Unwanted Gifts

Essential 100—Read:
Jonah 1:1-4:11

“You are a gracious and compassionate God, slow to anger and abounding in love.” ~Jonah 4:2

I grew up in a Christian home, and as a small child, I learned Bible stories—especially the stories worthy of inclusion in the Bible’s album of greatest hits: Moses crossing the Red Sea, Joshua bringing down Jericho, David defeating Goliath, Daniel in the lions’ den, and of course, Jonah and the whale.

Now obviously, the Bible doesn’t say it was a whale that swallowed Jonah—it was probably something else—but that image burned into the photo-plate of my mind’s eye so that for years, I never really got past “Jonah and the Whale” to see, as the late Paul Harvey would famously say, “the rest of the story.”  And what a story the rest of it is.

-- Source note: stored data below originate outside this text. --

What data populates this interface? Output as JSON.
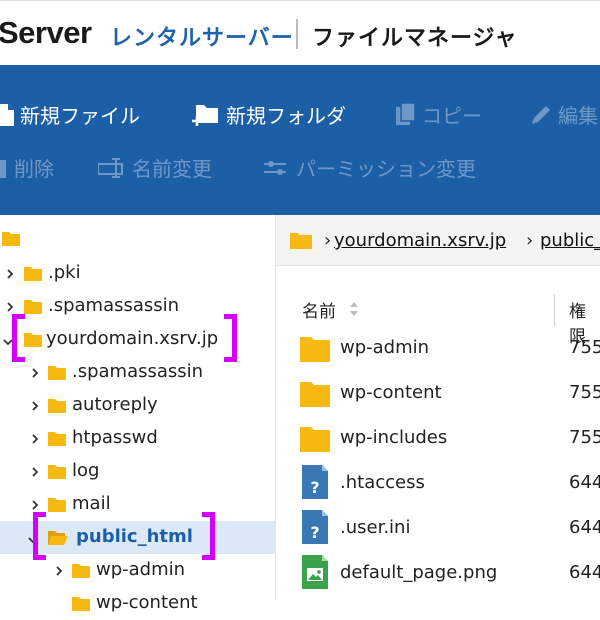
{
  "header": {
    "brand": "Server",
    "brand_sub": "レンタルサーバー",
    "app_title": "ファイルマネージャ"
  },
  "toolbar": {
    "new_file": "新規ファイル",
    "new_folder": "新規フォルダ",
    "copy": "コピー",
    "edit": "編集",
    "delete": "削除",
    "rename": "名前変更",
    "permission": "パーミッション変更"
  },
  "sidebar": {
    "items": [
      {
        "label": ".pki"
      },
      {
        "label": ".spamassassin"
      },
      {
        "label": "yourdomain.xsrv.jp"
      },
      {
        "label": ".spamassassin"
      },
      {
        "label": "autoreply"
      },
      {
        "label": "htpasswd"
      },
      {
        "label": "log"
      },
      {
        "label": "mail"
      },
      {
        "label": "public_html"
      },
      {
        "label": "wp-admin"
      },
      {
        "label": "wp-content"
      }
    ]
  },
  "breadcrumb": {
    "domain": "yourdomain.xsrv.jp",
    "folder": "public_"
  },
  "table": {
    "col_name": "名前",
    "col_perm": "権限",
    "rows": [
      {
        "name": "wp-admin",
        "perm": "755",
        "type": "folder"
      },
      {
        "name": "wp-content",
        "perm": "755",
        "type": "folder"
      },
      {
        "name": "wp-includes",
        "perm": "755",
        "type": "folder"
      },
      {
        "name": ".htaccess",
        "perm": "644",
        "type": "unknown"
      },
      {
        "name": ".user.ini",
        "perm": "644",
        "type": "unknown"
      },
      {
        "name": "default_page.png",
        "perm": "644",
        "type": "image"
      }
    ]
  },
  "colors": {
    "toolbar": "#1d5fa6",
    "folder": "#f5b912",
    "highlight": "#d400ff",
    "selected": "#dce8f5"
  }
}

The “real” story is not so much about Jonah and the great fish as it is about God great gifts—his great compassion, his great grace, and his great provision of both for wayward sinners and wandering saints alike.

Rereading this short story again today reminded me of how amazing the book of Jonah is, and even more, of how amazing this God we serve truly is.  One of the phrases you run into a few times in the Jonah account is “the Lord provided”.  It is encountered right away in Jonah 1:17 where we find that it was the Lord who provided “the great fish” to swallow the disobedient prophet.

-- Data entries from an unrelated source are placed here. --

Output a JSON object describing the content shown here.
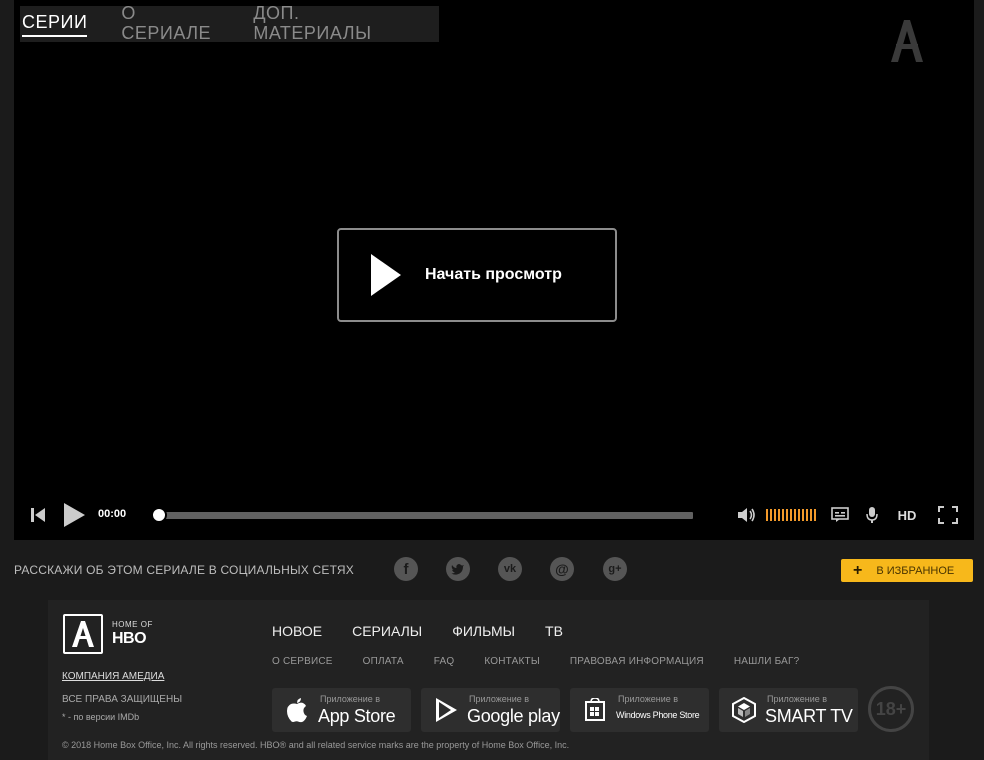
{
  "tabs": [
    {
      "label": "СЕРИИ",
      "active": true
    },
    {
      "label": "О СЕРИАЛЕ",
      "active": false
    },
    {
      "label": "ДОП. МАТЕРИАЛЫ",
      "active": false
    }
  ],
  "player": {
    "start_label": "Начать просмотр",
    "time": "00:00",
    "progress": 0,
    "quality_label": "HD",
    "volume_level": 1.0
  },
  "share": {
    "text": "РАССКАЖИ ОБ ЭТОМ СЕРИАЛЕ В СОЦИАЛЬНЫХ СЕТЯХ",
    "networks": [
      "facebook-icon",
      "twitter-icon",
      "vk-icon",
      "mail-icon",
      "google-plus-icon"
    ],
    "favorite_label": "В ИЗБРАННОЕ"
  },
  "footer": {
    "home_of": "HOME OF",
    "hbo": "HBO",
    "company_link": "КОМПАНИЯ АМЕДИА",
    "rights": "ВСЕ ПРАВА ЗАЩИЩЕНЫ",
    "imdb_note": "* - по версии IMDb",
    "main_nav": [
      "НОВОЕ",
      "СЕРИАЛЫ",
      "ФИЛЬМЫ",
      "ТВ"
    ],
    "sub_nav": [
      "О СЕРВИСЕ",
      "ОПЛАТА",
      "FAQ",
      "КОНТАКТЫ",
      "ПРАВОВАЯ ИНФОРМАЦИЯ",
      "НАШЛИ БАГ?"
    ],
    "stores": [
      {
        "small": "Приложение в",
        "big": "App Store",
        "icon": "apple-icon"
      },
      {
        "small": "Приложение в",
        "big": "Google play",
        "icon": "google-play-icon"
      },
      {
        "small": "Приложение в",
        "big": "Windows Phone Store",
        "icon": "windows-icon"
      },
      {
        "small": "Приложение в",
        "big": "SMART TV",
        "icon": "smart-tv-icon"
      }
    ],
    "age_rating": "18+",
    "copyright": "© 2018 Home Box Office, Inc. All rights reserved. HBO® and all related service marks are the property of Home Box Office, Inc."
  },
  "colors": {
    "accent": "#f7b81b",
    "volume": "#f39a2a",
    "background": "#1b1b1b",
    "player": "#000000"
  }
}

Now think about that!  Normally our theology wouldn’t lead us to connect “man-eating creature” with “Jehovah-Jireh”, but in truth, we need to broaden our theology. Sometimes the very things we view as enemies to the life of faith are in reality God’s best tools to shape us into the useful, faithful servants he calls us to be. Often, it is pain, frustration and discomfort that in reality are the Father’s gracious gifts to us—unwanted and unappreciated gifts—that redirect our disobedient, selfish and shortsighted ways to bring us to the place of greater usefulness and greater blessing.

Jonah didn’t want to obey God and go to Nineveh to preach to the godless people there, not because he was afraid of them, but because he figured they would repent. He hated them because of what they were capable of doing to Israel (the Assyrians, Israel’s sworn enemies, were not nice people) and Jonah knew quite well that if they humbled themselves in response to his preaching, the gracious and compassionate God would relent from sending judgment upon them (which is ultimately what happened). So Jonah rebelled, he followed his own plan, he disobeyed, and the gracious and compassionate God sent Jonah a gift—a great fish that would redirect him to the path of obedience.

Yes, that is what the book of Jonah is about: A great fish and a gracious, compassionate God who sends his provision of unwanted gifts to wayward sinners and wandering saints alike. Consider what the great thinker C.S. Lewis said in this regard,

“Because we are rebels against God who must lay down our arms, our other pains may indeed constitute God’s megaphone to rouse a deaf world to surrender. There is a universal feeling that bad people ought to suffer: without a concept of ‘retribution’ punishment is rendered unjust (what can be more immoral than to inflict suffering on me for the sake of deterring others if I do not deserve it?). But until the evil person finds evil unmistakably present in his or her existence, in the form of pain, we are enclosed in illusion. Pain, as God’s megaphone, gives us the only opportunity we may have for amendment. It plants the flag of truth within the fortress of a rebel soul. All of us are aware that it is very hard to turn our thoughts to God when things are going well. To ‘have all we want’ is a terrible saying when ‘all’ does not include God. We regard him as we do a heart-lung machine—there for emergencies, but we hope we’ll never have to use it. So God troubles our selfishness, which stands between us and the recognition of our need. God’s divine humility stoops to conquer, even if we choose him merely as an alternative to hell. Yet even this he accepts!”

Perhaps God has graciously sent you some unwanted gifts. Take it on faith, they are gifts that come out of the deep reservoir of his compassion for you.  They are the very things he will use to redirect you to the path of obedience, and ultimately of greater usefulness and greater blessing.  Right now, you may not be too happy about them. Later on, you will!

“My God, I have never thanked Thee for my thorns.  I have thanked Thee a thousand times for my roses, but not once for my thorns.  I have been looking forward to a world where I shall get compensation for my cross: but I have never thought of my cross as itself a present glory.  Teach me the glory of my cross: teach me the value of my thorn.  Show me that I have climbed to Thee by the path of pain.  Show me that my tears have made my rainbow.” ~George Matheson

Reflect and Apply: Try praying George Mattheson’s prayer, giving thanks for the “unwanted” gifts God has placed in your life. By the way, if you think that prayer seems a bit too hard for you to pray, just consider this: The man who prayed it, George Matheson, went totally blind when he was twenty years old.